The addressing mode can be switched dynamically; for example, the IRIX kernel can operate with 64-bit addresses, but the kernel can switch to 32-bit address when it dispatches a user program that was compiled for that mode. The 32-bit address space is the range of all addresses that can be used when in 32-bit mode. This space is discussed first because it is simpler and more familiar than the 64-bit space.
When operating in 32-bit mode, the MIPS architecture uses addresses that are 32-bit unsigned integers from 0x0000 0000 to 0xFFFF FFFF. However, this address space is not uniform. The MIPS hardware divides it into segments, and treats each segment differently. The ranges are shown graphically in Figure 1-5.

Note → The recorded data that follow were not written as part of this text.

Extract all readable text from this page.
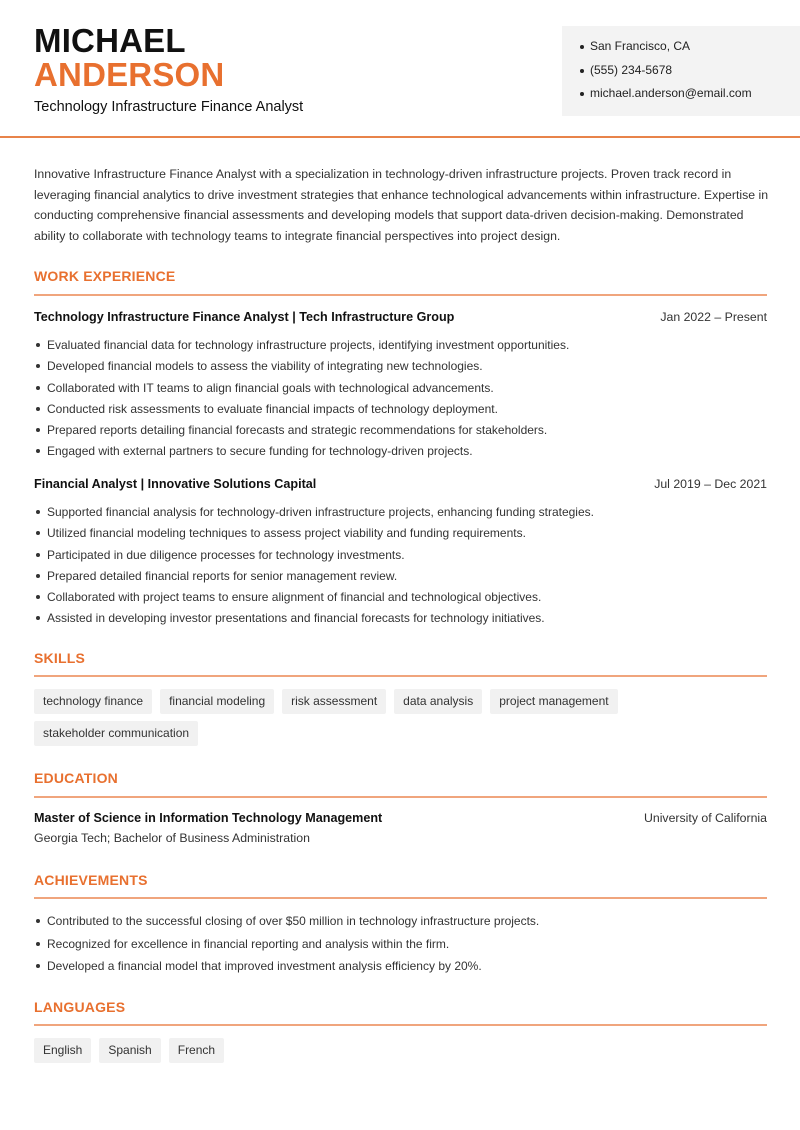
MICHAEL
ANDERSON
Technology Infrastructure Finance Analyst
San Francisco, CA
(555) 234-5678
michael.anderson@email.com
Innovative Infrastructure Finance Analyst with a specialization in technology-driven infrastructure projects. Proven track record in leveraging financial analytics to drive investment strategies that enhance technological advancements within infrastructure. Expertise in conducting comprehensive financial assessments and developing models that support data-driven decision-making. Demonstrated ability to collaborate with technology teams to integrate financial perspectives into project design.
WORK EXPERIENCE
Technology Infrastructure Finance Analyst | Tech Infrastructure Group	Jan 2022 – Present
Evaluated financial data for technology infrastructure projects, identifying investment opportunities.
Developed financial models to assess the viability of integrating new technologies.
Collaborated with IT teams to align financial goals with technological advancements.
Conducted risk assessments to evaluate financial impacts of technology deployment.
Prepared reports detailing financial forecasts and strategic recommendations for stakeholders.
Engaged with external partners to secure funding for technology-driven projects.
Financial Analyst | Innovative Solutions Capital	Jul 2019 – Dec 2021
Supported financial analysis for technology-driven infrastructure projects, enhancing funding strategies.
Utilized financial modeling techniques to assess project viability and funding requirements.
Participated in due diligence processes for technology investments.
Prepared detailed financial reports for senior management review.
Collaborated with project teams to ensure alignment of financial and technological objectives.
Assisted in developing investor presentations and financial forecasts for technology initiatives.
SKILLS
technology finance	financial modeling	risk assessment	data analysis	project management
stakeholder communication
EDUCATION
Master of Science in Information Technology Management	University of California
Georgia Tech; Bachelor of Business Administration
ACHIEVEMENTS
Contributed to the successful closing of over $50 million in technology infrastructure projects.
Recognized for excellence in financial reporting and analysis within the firm.
Developed a financial model that improved investment analysis efficiency by 20%.
LANGUAGES
English	Spanish	French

The address segments differ in three characteristics:
whether access to an address is mapped; that is, passed through the translation lookaside buffer (TLB)
whether an address can be accessed when the CPU is operating in user mode or in kernel mode
whether access to an address is cached; that is, looked up in the primary and secondary caches before it is sent to main memory
In the mapped segments, each 32-bit address value is treated as shown in Figure 1-6.
The three most significant bits of the address choose the segment among those drawn in Figure 1-5. When bit 31 is 0, bits 30:12 select a virtual page number (VPN) from 219 possible pages in the address space of the current user process. When bits 31:30 are 11, bits 29:12 select a VPN from 218 possible pages in the kernel virtual address space.
The total 32-bit address space is divided in half. Addresses with a most significant bit of 0 constitute the 2 GB user process space. When executing in user mode, only addresses in kuseg are valid; an attempt to use an address with bit 31=1 causes an addressing exception.
Access to kuseg is always mapped through the TLB. The kernel creates a unique address space for each user process. Of the 219 possible pages in an address space, most are typically unassigned—few processes ever occupy more than a fraction of kuseg—and many are shared pages of program text from dynamic shared objects (DSOs) that are mapped into the address space of every process that needs them.
When bits 31:30 are 11, access is to kernel virtual memory. Only code that is part of the kernel can access this space. References to this space are translated through the TLB. The kernel uses the TLB to map kernel pages in memory as required, possibly in noncontiguous locations. Although pages in kernel space are mapped, they are always associated with real memory. Kernel memory is never paged to secondary storage.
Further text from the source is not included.